Un mois plus tard, l’employeur note de nombreuses absences, non justifiées, des frottements avec des membres de l’équipe. Elle s’énerve, s’irrite, pleure. On lui donne sa chance malgré tout, on passe l’éponge, car elle est moteur dans l’équipe.
Cinq mois plus tard, c’est la dégringolade, il faut la changer de poste, l’équipe ne la supporte plus, pas plus que son encadrant technique. On repart comme en 14, tout se passe pour le mieux. Elle est contente, plus apaisée, elle envisage l’avenir.
Puis rebelote. Elle n’arrive plus à l’heure, n’honore pas les RDV, ne va pas en formation, s’accroche avec ses collègues.
Aujourd’hui c’était le bilan final de ces quelques mois chaotiques, des mois où nous n’avons jamais cessé d’être présents et d’y croire. D’y croire plus qu’elle.

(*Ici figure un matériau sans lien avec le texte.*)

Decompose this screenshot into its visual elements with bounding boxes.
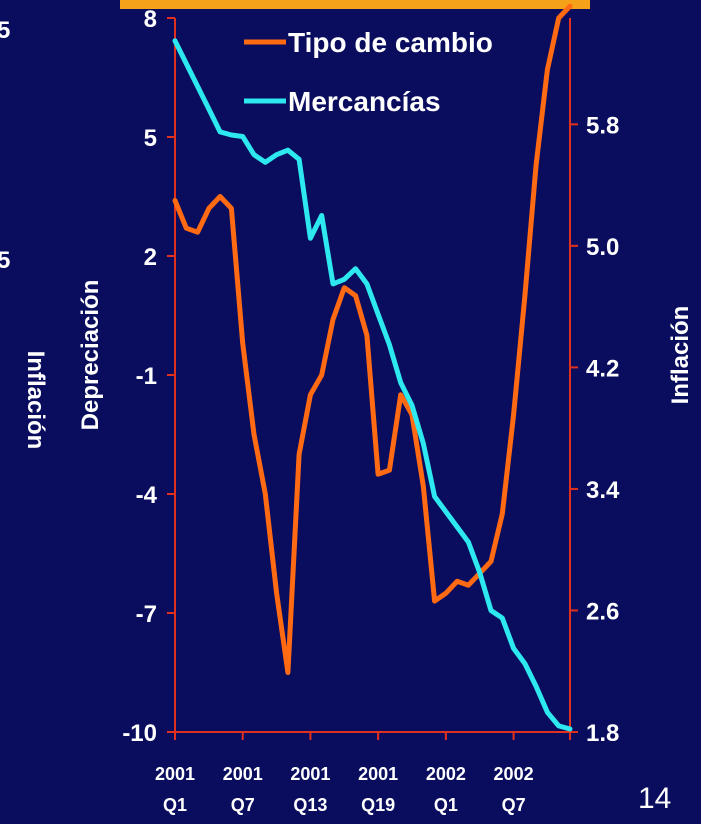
x-tick-label-year: 2001 bbox=[358, 764, 398, 784]
x-tick-label-period: Q13 bbox=[293, 795, 327, 815]
x-tick-label-period: Q1 bbox=[434, 795, 458, 815]
series-line-mercancias bbox=[172, 38, 573, 732]
slide-number: 14 bbox=[638, 782, 672, 815]
x-tick-label-period: Q7 bbox=[231, 795, 255, 815]
x-tick-label-period: Q7 bbox=[502, 795, 526, 815]
legend: Tipo de cambio Mercancías bbox=[244, 27, 493, 117]
left-tick-label: -10 bbox=[122, 720, 157, 747]
x-tick-label-year: 2001 bbox=[223, 764, 263, 784]
x-tick-label-period: Q1 bbox=[163, 795, 187, 815]
left-tick-label: -1 bbox=[136, 363, 157, 390]
right-tick-label: 4.2 bbox=[586, 355, 619, 382]
left-tick-label: 5 bbox=[144, 125, 157, 152]
right-tick-label: 1.8 bbox=[586, 720, 619, 747]
left-tick-label: -4 bbox=[136, 482, 158, 509]
right-axis-title: Inflación bbox=[667, 306, 694, 405]
right-tick-label: 5.8 bbox=[586, 112, 619, 139]
legend-label-mercancias: Mercancías bbox=[288, 86, 441, 117]
x-tick-label-year: 2001 bbox=[155, 764, 195, 784]
title-bar-accent bbox=[120, 0, 590, 9]
left-edge-fragment-mid: 5 bbox=[0, 247, 10, 274]
tick-label-group: 8 5 2 -1 -4 -7 -10 5.8 5.0 4.2 3.4 2.6 1.8 2001 Q1 2001… bbox=[122, 6, 620, 815]
x-tick-label-year: 2001 bbox=[290, 764, 330, 784]
left-tick-label: 8 bbox=[144, 6, 157, 33]
right-tick-label: 2.6 bbox=[586, 598, 619, 625]
right-tick-label: 3.4 bbox=[586, 477, 620, 504]
left-tick-label: 2 bbox=[144, 244, 157, 271]
axes-group bbox=[167, 17, 578, 740]
right-tick-label: 5.0 bbox=[586, 234, 619, 261]
series-group bbox=[172, 3, 573, 732]
left-edge-axis-fragment: Inflación bbox=[22, 351, 49, 450]
x-tick-label-year: 2002 bbox=[426, 764, 466, 784]
legend-label-tipo-de-cambio: Tipo de cambio bbox=[288, 27, 493, 58]
left-tick-label: -7 bbox=[136, 601, 157, 628]
x-tick-label-period: Q19 bbox=[361, 795, 395, 815]
x-tick-label-year: 2002 bbox=[494, 764, 534, 784]
left-axis-title: Depreciación bbox=[77, 280, 104, 431]
series-line-tipo-de-cambio bbox=[172, 3, 573, 675]
left-edge-fragment-top: 5 bbox=[0, 17, 10, 44]
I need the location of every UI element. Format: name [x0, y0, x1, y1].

Alors que je dressais le tableau des constats, que je renvoyais à sa responsabilité, que je questionnais sur ce qui l’animait et sur ces multiples sabordages, elle a pleuré.
Elle a pleuré en silence, de grosses larmes qui perlaient sur ses joues rebondies d’enfant, son regard implorait. Et finalement les mots sont sortis. Comme des plaintes, un lointain cri.
Le manque de reconnaissance, d’amour de soi, de confiance. La peur. De se lancer, de changer de vie, de réussir.
Elle m’a touchée bien sûr. Car ses mots, douloureux, pénétrants auraient pu être les miens. Je suis du bon côté de la barrière, j’ai un emploi, c’est vrai mais le doute est perpétuel chez moi, la confiance s’effrite souvent. J’ai malgré moi un réel besoin de reconnaissance, de la part de mes pairs (et de mes impairs…), de ma hiérarchie. Enfin, le besoin d’amour ne m’a jamais quittée. Aujourd’hui encore, il y a en moi cette enfant qui lutte pour panser ses plaies.
Mon job, c’est de poser le cadre, les règles, de ramener à la réalité. Pour autant, mon enfant intérieur a rencontré le sien…
Il est fou de constater que l’image que l’on renvoie de nous-même dans nos vies, nos boulots, le change que l’on donne ne reflète pas toujours ce qui est au fond de nous.
Ces femmes fortes que nous semblons être, ces femmes qui « savent » ne sont au fond que des enfants qui tremblent de peur.
Enfin je crois…..
C’est exactement ce que je vous lais dire ici.